BRIEF DESCRIPTION OF DRAWINGS

FIG. 1 is a diagram for explaining a technical overview according to an embodiment of the present disclosure.

FIG. 2 is a block diagram showing a configuration of an information processing apparatus according to an embodiment of the present disclosure.

FIG. 3 is a schematic diagram for explaining an example of the operation of the information processing apparatus according to the embodiment.

FIG. 4 is an example in which a response agent is displayed by the operation of the information processing apparatus according to the embodiment.

FIG. 5 is a diagram showing an operation flow of the information processing apparatus according to the embodiment.

FIG. 6 is a diagram showing an example of a variation example of a display example of the response agent according to the embodiment.

FIG. 7 is a diagram showing an example of a variation example of a display example of the response agent according to the embodiment.

FIG. 8 is a block diagram showing an example of a variation example of a configuration of the information processing apparatus according to the embodiment.

FIG. 9 is a schematic diagram showing an example of a variation example of each agent according to the embodiment.

FIG. 10 is a schematic diagram showing an example of a variation example of control of the response agent according to the embodiment.

FIG. 11 is a schematic diagram showing an example of a variation example of control of the response agent according to the embodiment.

FIG. 12 is a diagram showing an example of a hardware configuration of the information processing apparatus according to the embodiment.

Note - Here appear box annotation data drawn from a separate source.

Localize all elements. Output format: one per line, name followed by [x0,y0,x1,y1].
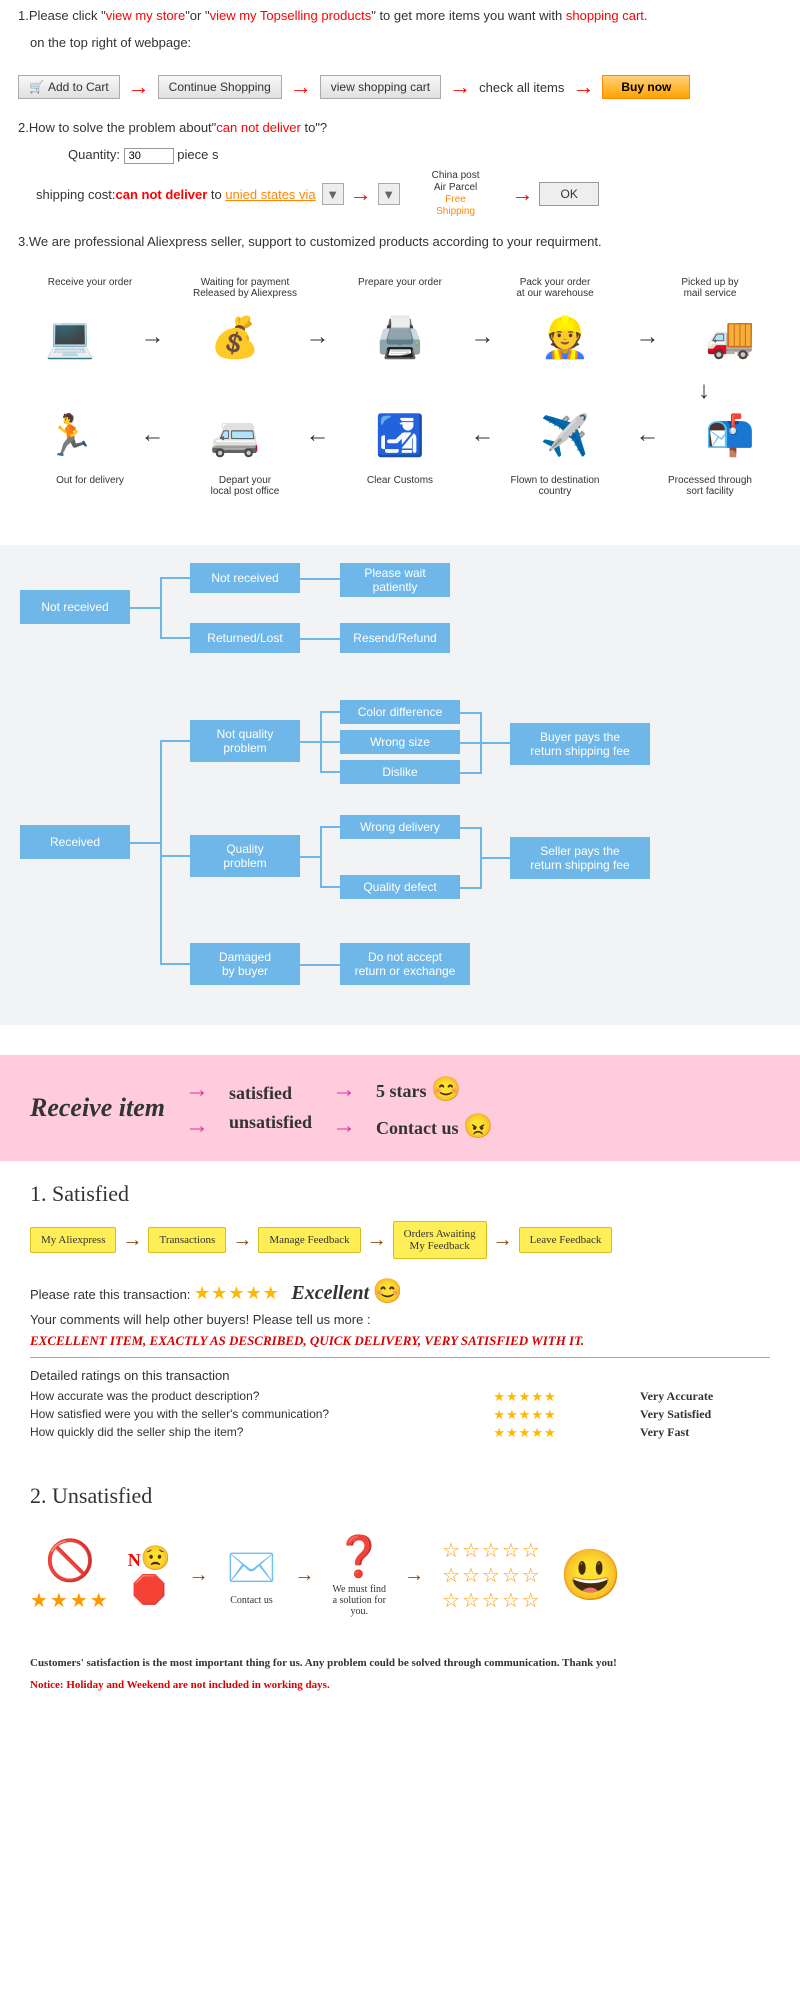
smile-icon: 😊 [373,1278,403,1305]
shipping-method: China postAir Parcel Free Shipping [432,170,480,218]
prepare-icon: 🖨️ [360,307,440,367]
node-quality: Quality problem [190,835,300,877]
instruction-2: 2.How to solve the problem about"can not… [18,120,782,135]
instruction-1b: on the top right of webpage: [18,35,782,50]
prohibited-icon: 🚫 [30,1537,110,1584]
decision-tree: Not received Not received Please wait pa… [0,545,800,1025]
node-defect: Quality defect [340,875,460,899]
node-no-return: Do not accept return or exchange [340,943,470,985]
receive-item-banner: Receive item →→ satisfied unsatisfied →→… [0,1055,800,1161]
depart-icon: 🚐 [195,405,275,465]
quantity-row: Quantity: piece s [18,147,782,164]
delivery-icon: 🏃 [30,405,110,465]
pill-manage-feedback[interactable]: Manage Feedback [258,1227,360,1253]
link-topselling[interactable]: view my Topselling products [210,8,372,23]
arrow-icon: → [350,181,372,207]
node-damaged: Damaged by buyer [190,943,300,985]
pill-my-aliexpress[interactable]: My Aliexpress [30,1227,116,1253]
stop-icon: 🛑 [132,1575,167,1606]
node-wait: Please wait patiently [340,563,450,597]
arrow-icon: → [511,181,533,207]
arrow-icon: → [572,74,594,100]
arrow-icon: → [290,74,312,100]
node-not-received: Not received [20,590,130,624]
buy-now-button[interactable]: Buy now [602,75,690,99]
stars-icon: ★★★★★ [194,1283,280,1303]
view-cart-button[interactable]: view shopping cart [320,75,441,99]
email-icon: ✉️ [227,1544,277,1591]
link-view-store[interactable]: view my store [106,8,185,23]
angry-icon: 😠 [463,1114,493,1140]
payment-icon: 💰 [195,307,275,367]
button-flow-row: 🛒 Add to Cart → Continue Shopping → view… [0,62,800,112]
node-not-quality: Not quality problem [190,720,300,762]
node-returned: Returned/Lost [190,623,300,653]
order-process-flow: Receive your order Waiting for payment R… [0,257,800,525]
pack-icon: 👷 [525,307,605,367]
pill-leave-feedback[interactable]: Leave Feedback [519,1227,613,1253]
unsatisfied-heading: 2. Unsatisfied [30,1483,770,1509]
instruction-3: 3.We are professional Aliexpress seller,… [18,234,782,249]
quantity-input[interactable] [124,148,174,164]
footer-notice: Notice: Holiday and Weekend are not incl… [0,1679,800,1711]
node-wrong-delivery: Wrong delivery [340,815,460,839]
happy-icon: 😊 [431,1077,461,1103]
instruction-1: 1.Please click "view my store"or "view m… [18,8,782,23]
continue-shopping-button[interactable]: Continue Shopping [158,75,282,99]
no-label: N [128,1550,141,1570]
customs-icon: 🛃 [360,405,440,465]
node-resend: Resend/Refund [340,623,450,653]
dropdown-icon[interactable]: ▼ [322,183,344,205]
destination-link[interactable]: unied states via [225,187,315,202]
node-received: Received [20,825,130,859]
pill-transactions[interactable]: Transactions [148,1227,226,1253]
node-buyer-pays: Buyer pays the return shipping fee [510,723,650,765]
detailed-ratings-heading: Detailed ratings on this transaction [30,1368,770,1383]
order-icon: 💻 [30,307,110,367]
node-color: Color difference [340,700,460,724]
ok-button[interactable]: OK [539,182,598,206]
node-seller-pays: Seller pays the return shipping fee [510,837,650,879]
pill-orders-awaiting[interactable]: Orders Awaiting My Feedback [393,1221,487,1259]
sort-icon: 📬 [690,405,770,465]
node-dislike: Dislike [340,760,460,784]
comments-prompt: Your comments will help other buyers! Pl… [30,1312,770,1327]
stars-icon: ☆☆☆☆☆ [442,1538,542,1563]
receive-title: Receive item [30,1093,165,1123]
question-icon: ❓ [332,1533,386,1580]
rate-transaction: Please rate this transaction: ★★★★★ Exce… [30,1277,770,1306]
satisfied-heading: 1. Satisfied [30,1181,770,1207]
add-to-cart-button[interactable]: 🛒 Add to Cart [18,75,120,99]
node-size: Wrong size [340,730,460,754]
link-shopping-cart[interactable]: shopping cart. [566,8,648,23]
arrow-icon: → [128,74,150,100]
flight-icon: ✈️ [525,405,605,465]
check-items-label: check all items [479,80,564,95]
footer-note: Customers' satisfaction is the most impo… [0,1657,800,1679]
feedback-flow: My Aliexpress→ Transactions→ Manage Feed… [30,1221,770,1259]
arrow-icon: → [449,74,471,100]
satisfied-label: satisfied [229,1083,312,1104]
shipping-label: shipping cost:can not deliver to unied s… [36,187,316,202]
unsatisfied-label: unsatisfied [229,1112,312,1133]
unsatisfied-flow: 🚫 ★★★★ N😟 🛑 → ✉️ Contact us → ❓ We must … [30,1523,770,1637]
pickup-icon: 🚚 [690,307,770,367]
node-nr-sub: Not received [190,563,300,593]
sample-review: EXCELLENT ITEM, EXACTLY AS DESCRIBED, QU… [30,1333,770,1358]
dropdown-icon[interactable]: ▼ [378,183,400,205]
sad-icon: 😟 [141,1546,171,1572]
big-smile-icon: 😃 [560,1546,622,1605]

MODE FOR CARRYING OUT THE INVENTION

A preferred embodiment of the present disclosure will be described in detail below with reference to the accompanying drawings. Note that, in the present specification and the drawings, configuration elements that have substantially the same function and configuration are denoted with the same reference numerals, and repeated description is omitted.
Note that the description is given in the order below.

- 1. Technical overview
- 2. Function and configuration
- 3. Operation flow
- 4. Variation examples
- 5. Hardware configuration example

1. Technical Overview

First, an overview of an information processing apparatus that allows a user to give a command to an agent even when the user does not know the type of the agent will be described.
There is a case where an information processing apparatus having a plurality of agent functions recognizes an explicit command and the agent executes processing with respect to the command. For example, when the information processing apparatus or the like recognizes a command such as “Nanako, what's tomorrow's TV program?” as an explicit command, an agent called Nanako is selected, and tomorrow's TV program or the like is presented to the user.
However, in the method described above, the user needs to know that the agent called Nanako has a role of providing information such as a TV program, and it is a heavy burden on the user for the user to know various agents having various roles and give an instruction.
In the technology of the present disclosure, the agent can respond to the user's intention without an explicit command. Description will be given with reference to FIG. 1. FIG. 1 is a diagram schematically showing an overview of an information processing apparatus that allows the user to give a command to the agent.
A user U exists in a space 1. Moreover, the space 1 includes an information processing apparatus 100, a display apparatus 32, and a screen 132. In the technology of the present disclosure, on the basis of an utterance content uttered by the user U, the information processing apparatus 100 processes the utterance content and selects a response agent that responds to the utterance content of the user depending on a response type from a plurality of agents managed by the information processing apparatus 100. Moreover, the information processing apparatus 100 controls the display apparatus 32 and presents a first agent A, which is a response agent, and a response content O_Ato the user U via the screen 132. Therefore, an appropriate agent can respond to the user's intention without an explicit command from the user, and the convenience felt by the user can be increased.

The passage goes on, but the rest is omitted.